La vallée de l’Arc et son viaduc

 

Pour le lecteur ne connaissant pas la vallée de l’Arc, voici d’abord une image du paysage global où se situe notre recherche :

Fig. 1 . Plateau de Valcros et vallée de l’Arc

Fig. 1 . Plateau de Valcros et vallée de l’Arc

Première série : La Montagne Sainte-Victoire vue de Bellevue (FWN185-R511 et FWN184-R512, C0896, C0905, RW239)

R511 La Montagne Sainte-Victoire vue au-dessus de Montbriand II 82-85

FWN185-R511 La Montagne Sainte-Victoire vue au-dessus de Montbriand II 82-85

R512 La Montagne Sainte-Victoire vue en haut de Montbriand I c82

FWN184-R512 La Montagne Sainte-Victoire vue en haut de Montbriand I c82

 

 

 

 

 

 

 

Ces deux tableaux (de tailles différentes et titrés de façon erronée par Rewald, comme on le verra plus loin) sont peints depuis le flanc d’une colline qui domine d’assez haut la vallée de l’Arc, suffisamment haut pour surplomber également une maison au premier plan qui elle-même domine la plaine.

Localisation de FWN185-R511 : deux solutions  a priori.

En examinant les Fig.1 et 2, on constate que seuls deux lieux répondent à ces contraintes, situés sur la même colline boisée : le flanc sud-ouest au-dessus de Montbriand (appelé Bastide Cremieu sur le cadastre de 1828), ou le flanc sud-est au-dessus du Tubet (appelé  Bastide Duperier sur le même cadastre) :

Fig. 2 . Le flanc du plateau de Valcros avec la colline plus escarpée à gauche.

Fig. 2 . Le flanc du plateau de Valcros avec la colline plus escarpée à gauche.

En effet, Le flanc de la montée vers la Bastide Vieille ne peut correspondre au tableau, car il n’y a pas de maison en contrebas ni sur le cadastre de 1830, ni sur les photos aériennes d’avant 1960. En outre, l’écart en hauteur avec la plaine n’est que d’une vingtaine de mètres. – et encore moins pour le bois de pins situé entre la Bastide Vieille et le Tubet, qui donc ne peut pas non plus être retenu.

 N.B. On peut constater au passage l’erreur de titre donné au tableau, le panorama de la toile ne correspondant absolument pas à ce qui est visible depuis Bellevue, situé beaucoup trop loin du bord du plateau de Valcros pour voir la vallée, et sur un terrain plat lorsqu’on regarde en direction de la montagne.

Pour déterminer la meilleure solution entre les hauts de Montbriand et ceux du Tubet, il faut préalablement repérer l’angle de vision couvert par le tableau en partant de la ligne d’horizon visible.
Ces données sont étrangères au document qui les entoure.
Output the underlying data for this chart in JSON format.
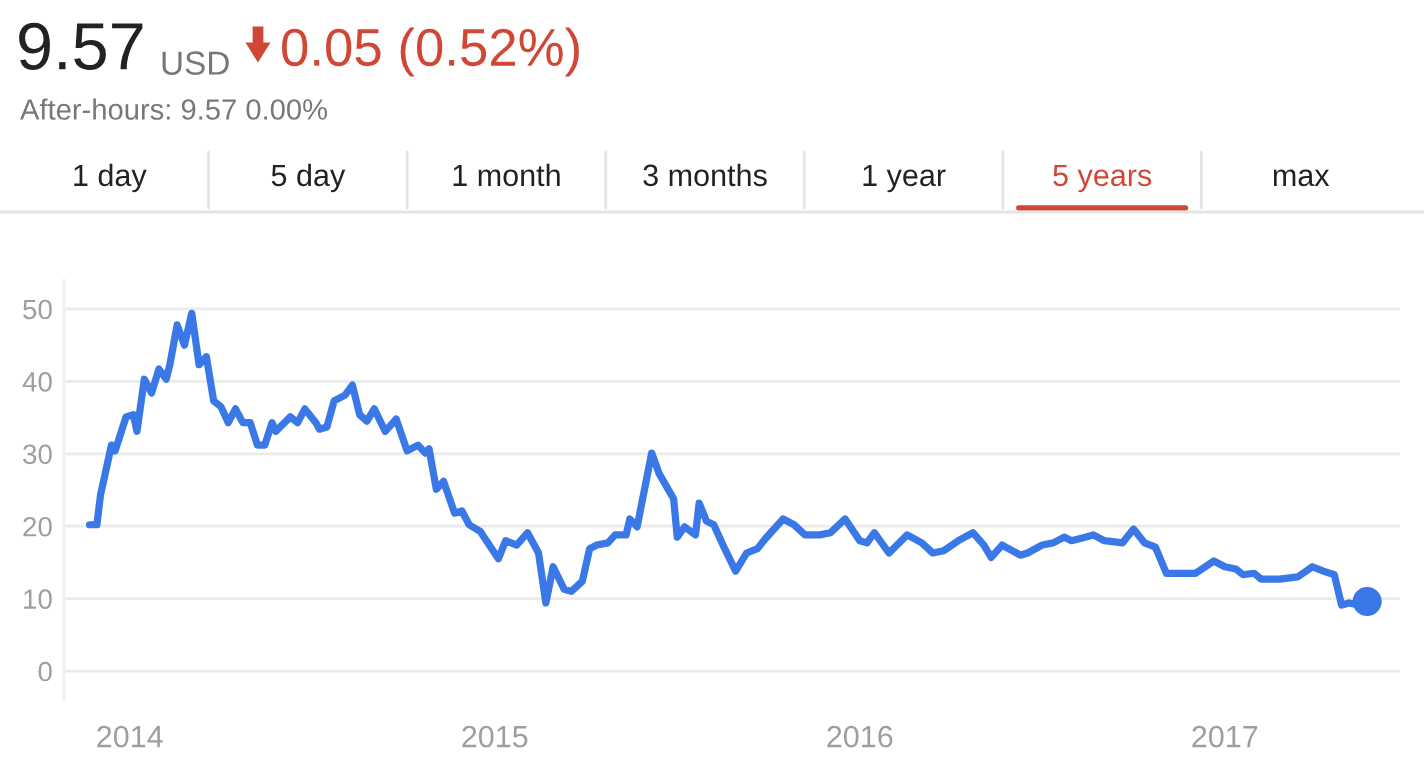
{
  "chart_data": {
    "type": "line",
    "annotations": [
      "9.57",
      "USD",
      "0.05 (0.52%)",
      "After-hours: 9.57 0.00%",
      "1 day",
      "5 day",
      "1 month",
      "3 months",
      "1 year",
      "5 years",
      "max"
    ],
    "series": [
      {
        "color": "#3b78e7",
        "x": [
          2013.89,
          2013.91,
          2013.92,
          2013.95,
          2013.96,
          2013.99,
          2014.01,
          2014.02,
          2014.04,
          2014.06,
          2014.08,
          2014.1,
          2014.11,
          2014.13,
          2014.15,
          2014.17,
          2014.19,
          2014.21,
          2014.23,
          2014.25,
          2014.27,
          2014.29,
          2014.31,
          2014.33,
          2014.35,
          2014.37,
          2014.39,
          2014.4,
          2014.44,
          2014.46,
          2014.48,
          2014.51,
          2014.52,
          2014.54,
          2014.56,
          2014.59,
          2014.61,
          2014.63,
          2014.65,
          2014.67,
          2014.7,
          2014.73,
          2014.76,
          2014.79,
          2014.81,
          2014.82,
          2014.84,
          2014.86,
          2014.89,
          2014.91,
          2014.93,
          2014.96,
          2015.01,
          2015.03,
          2015.06,
          2015.09,
          2015.12,
          2015.14,
          2015.16,
          2015.19,
          2015.21,
          2015.24,
          2015.26,
          2015.28,
          2015.31,
          2015.33,
          2015.36,
          2015.37,
          2015.39,
          2015.43,
          2015.45,
          2015.49,
          2015.5,
          2015.52,
          2015.55,
          2015.56,
          2015.58,
          2015.6,
          2015.63,
          2015.66,
          2015.69,
          2015.72,
          2015.74,
          2015.79,
          2015.82,
          2015.85,
          2015.89,
          2015.92,
          2015.96,
          2016.0,
          2016.02,
          2016.04,
          2016.08,
          2016.13,
          2016.17,
          2016.2,
          2016.23,
          2016.27,
          2016.31,
          2016.34,
          2016.36,
          2016.39,
          2016.44,
          2016.46,
          2016.5,
          2016.53,
          2016.56,
          2016.58,
          2016.62,
          2016.64,
          2016.67,
          2016.72,
          2016.75,
          2016.78,
          2016.81,
          2016.84,
          2016.87,
          2016.92,
          2016.97,
          2017.0,
          2017.03,
          2017.05,
          2017.08,
          2017.1,
          2017.15,
          2017.2,
          2017.24,
          2017.27,
          2017.3,
          2017.32,
          2017.34,
          2017.37,
          2017.39
        ],
        "values": [
          20.2,
          20.2,
          24.3,
          31.2,
          30.4,
          35.1,
          35.4,
          33.1,
          40.3,
          38.4,
          41.7,
          40.3,
          42.3,
          47.8,
          45,
          49.4,
          42.3,
          43.4,
          37.3,
          36.5,
          34.3,
          36.2,
          34.3,
          34.3,
          31.2,
          31.2,
          34.3,
          33.1,
          35.1,
          34.3,
          36.2,
          34.3,
          33.4,
          33.7,
          37.3,
          38.1,
          39.5,
          35.4,
          34.5,
          36.2,
          33.1,
          34.8,
          30.4,
          31.2,
          30.1,
          30.7,
          25.1,
          26.2,
          21.8,
          22.1,
          20.2,
          19.3,
          15.5,
          18,
          17.4,
          19.1,
          16.3,
          9.4,
          14.4,
          11.3,
          11,
          12.4,
          16.9,
          17.4,
          17.7,
          18.8,
          18.8,
          21,
          19.9,
          30.1,
          27.3,
          23.8,
          18.5,
          19.9,
          18.8,
          23.2,
          20.7,
          20.2,
          16.9,
          13.8,
          16.3,
          16.9,
          18.2,
          21,
          20.2,
          18.8,
          18.8,
          19.1,
          21,
          18,
          17.7,
          19.1,
          16.3,
          18.8,
          17.7,
          16.3,
          16.6,
          18,
          19.1,
          17.4,
          15.7,
          17.4,
          16,
          16.3,
          17.4,
          17.7,
          18.5,
          18,
          18.5,
          18.8,
          18,
          17.7,
          19.6,
          17.7,
          17.1,
          13.5,
          13.5,
          13.5,
          15.2,
          14.4,
          14.1,
          13.3,
          13.5,
          12.7,
          12.7,
          13,
          14.4,
          13.8,
          13.3,
          9.1,
          9.4,
          9.1,
          9.6
        ]
      },
      {
        "type": "scatter",
        "marker": "circle",
        "color": "#3b78e7",
        "x": [
          2017.39
        ],
        "values": [
          9.6
        ]
      }
    ],
    "xlim": [
      2013.82,
      2017.48
    ],
    "xticks": [
      2014,
      2015,
      2016,
      2017
    ],
    "ylim": [
      -4,
      54
    ],
    "yticks": [
      0,
      10,
      20,
      30,
      40,
      50
    ],
    "grid": "y",
    "marker": "none",
    "line_style": "solid"
  }
}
Celle-ci est bornée à gauche par le Pas de l’Escalette à mi-pente du flanc ouest de la Montagne Sainte-Victoire, et  près du sommet des Grands Carmes à droite du Cengle, derrière lequel se cache la colline des Roussettes.
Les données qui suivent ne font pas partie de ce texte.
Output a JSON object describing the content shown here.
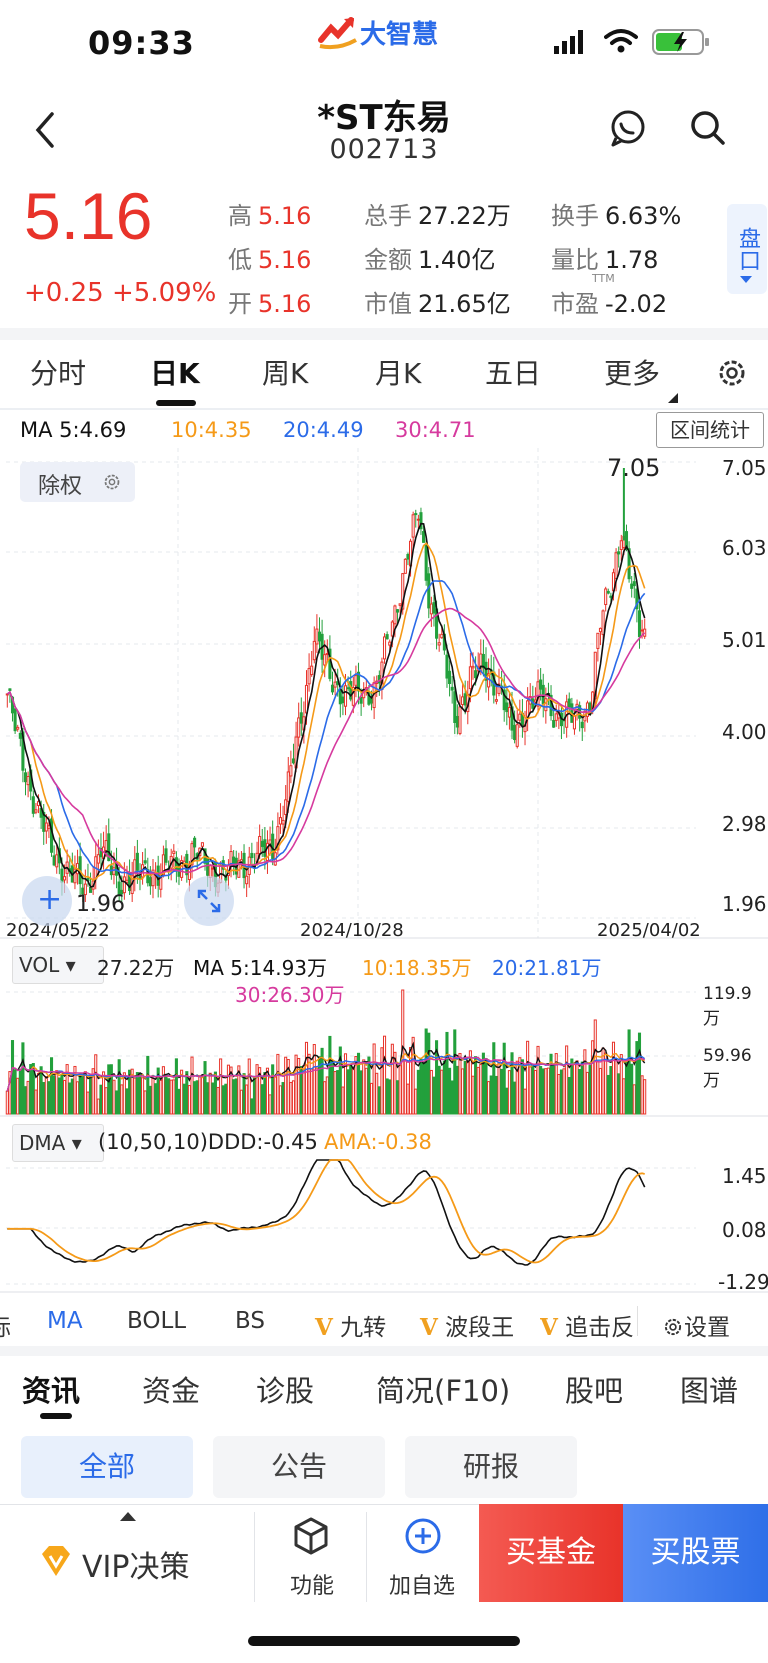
{
  "status_bar": {
    "time": "09:33",
    "brand": "大智慧"
  },
  "header": {
    "name": "*ST东易",
    "code": "002713"
  },
  "quote": {
    "price": "5.16",
    "change": "+0.25",
    "change_pct": "+5.09%",
    "high_label": "高",
    "high": "5.16",
    "low_label": "低",
    "low": "5.16",
    "open_label": "开",
    "open": "5.16",
    "vol_label": "总手",
    "vol": "27.22万",
    "amt_label": "金额",
    "amt": "1.40亿",
    "mcap_label": "市值",
    "mcap": "21.65亿",
    "turnover_label": "换手",
    "turnover": "6.63%",
    "vr_label": "量比",
    "vr": "1.78",
    "pe_label": "市盈",
    "pe_sup": "TTM",
    "pe": "-2.02",
    "pankou": "盘口"
  },
  "period_tabs": [
    "分时",
    "日K",
    "周K",
    "月K",
    "五日",
    "更多"
  ],
  "active_period": "日K",
  "ma_legend": {
    "ma5": "MA 5:4.69",
    "ma10": "10:4.35",
    "ma20": "20:4.49",
    "ma30": "30:4.71"
  },
  "range_stat": "区间统计",
  "fuquan": "除权",
  "colors": {
    "up": "#e8332a",
    "down": "#23a03c",
    "ma5": "#111111",
    "ma10": "#f59a18",
    "ma20": "#2b6be8",
    "ma30": "#d63a9e",
    "accent": "#2b6be8"
  },
  "chart_data": [
    {
      "type": "candlestick",
      "title": "",
      "y_tick_labels": [
        "7.05",
        "6.03",
        "5.01",
        "4.00",
        "2.98",
        "1.96"
      ],
      "ylim": [
        1.96,
        7.05
      ],
      "x_tick_labels": [
        "2024/05/22",
        "2024/10/28",
        "2025/04/02"
      ],
      "annotations": {
        "max": "7.05",
        "min": "1.96"
      },
      "close_path": [
        [
          0,
          4.4
        ],
        [
          6,
          3.6
        ],
        [
          12,
          3.0
        ],
        [
          18,
          2.5
        ],
        [
          24,
          2.3
        ],
        [
          30,
          2.1
        ],
        [
          36,
          2.6
        ],
        [
          42,
          2.2
        ],
        [
          48,
          2.25
        ],
        [
          54,
          2.3
        ],
        [
          60,
          2.35
        ],
        [
          66,
          2.4
        ],
        [
          72,
          2.55
        ],
        [
          78,
          2.35
        ],
        [
          84,
          2.3
        ],
        [
          90,
          2.4
        ],
        [
          96,
          2.5
        ],
        [
          102,
          2.6
        ],
        [
          108,
          3.3
        ],
        [
          114,
          4.3
        ],
        [
          118,
          5.1
        ],
        [
          124,
          4.6
        ],
        [
          130,
          4.4
        ],
        [
          136,
          4.4
        ],
        [
          142,
          4.5
        ],
        [
          148,
          5.2
        ],
        [
          154,
          6.1
        ],
        [
          158,
          6.5
        ],
        [
          162,
          5.6
        ],
        [
          168,
          4.8
        ],
        [
          172,
          4.1
        ],
        [
          178,
          4.6
        ],
        [
          184,
          4.7
        ],
        [
          190,
          4.4
        ],
        [
          194,
          3.9
        ],
        [
          200,
          4.3
        ],
        [
          206,
          4.35
        ],
        [
          212,
          4.15
        ],
        [
          218,
          4.1
        ],
        [
          224,
          4.3
        ],
        [
          228,
          5.2
        ],
        [
          232,
          5.7
        ],
        [
          236,
          6.35
        ],
        [
          240,
          5.6
        ],
        [
          243,
          5.2
        ],
        [
          245,
          5.16
        ]
      ],
      "series": [
        {
          "name": "MA 5",
          "values": [
            4.69
          ]
        },
        {
          "name": "10",
          "values": [
            4.35
          ]
        },
        {
          "name": "20",
          "values": [
            4.49
          ]
        },
        {
          "name": "30",
          "values": [
            4.71
          ]
        }
      ],
      "grid": true
    },
    {
      "type": "bar",
      "title": "VOL",
      "current": "27.22万",
      "ma_labels": {
        "ma5": "MA 5:14.93万",
        "ma10": "10:18.35万",
        "ma20": "20:21.81万",
        "ma30": "30:26.30万"
      },
      "y_tick_labels": [
        "119.9万",
        "59.96万"
      ],
      "ylim": [
        0,
        119.9
      ]
    },
    {
      "type": "line",
      "title": "DMA",
      "params": "(10,50,10)",
      "series": [
        {
          "name": "DDD",
          "value": "-0.45"
        },
        {
          "name": "AMA",
          "value": "-0.38"
        }
      ],
      "y_tick_labels": [
        "1.45",
        "0.08",
        "-1.29"
      ],
      "ylim": [
        -1.29,
        1.45
      ]
    }
  ],
  "indicators": [
    "标",
    "MA",
    "BOLL",
    "BS",
    "九转",
    "波段王",
    "追击反",
    "设置"
  ],
  "active_indicator": "MA",
  "info_tabs": [
    "资讯",
    "资金",
    "诊股",
    "简况(F10)",
    "股吧",
    "图谱"
  ],
  "active_info_tab": "资讯",
  "filters": [
    "全部",
    "公告",
    "研报"
  ],
  "active_filter": "全部",
  "bottom_bar": {
    "vip": "VIP决策",
    "func": "功能",
    "add": "加自选",
    "buy_fund": "买基金",
    "buy_stock": "买股票"
  }
}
La carte IGN permet de déterminer cet angle :

Fig. 3 Le champ du tableau R511.

Fig. 3 Le champ du tableau FWN186-R511.

L’angle de vision y est délimité par les deux lignes jaunes, l’horizon visible depuis Valcros étant figuré par une ligne verte.

(Noter que la ligne jaune de gauche s’arrête là où les arbres empêchent la vue d’aller plus loin sur la descente des Costes Chaudes, mais les arbres sont placés de telle façon que sans eux le paysage visible dans la plaine ne serait pas beaucoup plus étendu, l’angle s’accroissant alors d’environ 2 degrés seulement.)
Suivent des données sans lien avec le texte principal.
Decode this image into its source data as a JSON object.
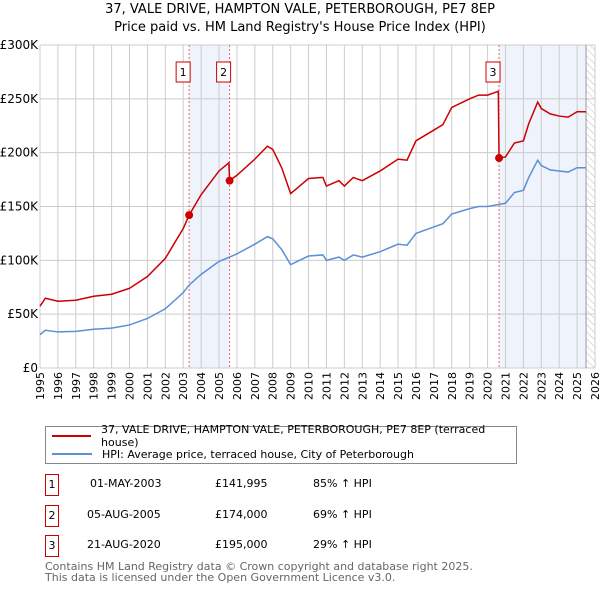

Selon que l’on se place au-dessus de Montbriand ou au-dessus du Tubet, la différence d’angle au départ est tout à fait minime. Comment trancher ?

Fig. 4 . L’angle de vision depuis la position du peintre.

Fig. 4 . L’angle de vision depuis la position du peintre.

Si l’on se situe au-dessus de Montbriand, cela suppose que les arbres de la colline n’empêchaient pas la vue sur la plaine. Aujourd’hui, ce n’est évidemment plus le cas, puisque toute la colline est boisée. Mais les vues aériennes les plus anciennes (Fig. 5, photo du 1er avril 1959) indiquent que la pointe de l’angle de vision (limité sur la photo comme sur la carte par les lignes jaunes) entre Montbriand et le Tubet n’étaient pas plantées d’arbres –  sauf peut-être le bosquet indiqué par la lettre A sur la photo suivante qui, s’il existait du temps de Cezanne, devait empêcher de voir la pente ouest de la montagne Sainte-Victoire.

Fig. 5. Photo aérienne du 1er avril 1959

Fig. 5. Photo aérienne du 1er avril 1959

La photo de Rewald de 1935 (fig. 6) met en évidence l’étendue vierge d’arbres là où elle est prise (au sommet de la colline vers la cote 180, la bordure d’arbres se situant entre les cotes 165 et 175 m), mais trop loin des flancs de la colline et son axe de vision trop décalée vers la gauche pour nous être utile. Elle ne pourrait plus être prise aujourd’hui, les arbres ayant tout envahi.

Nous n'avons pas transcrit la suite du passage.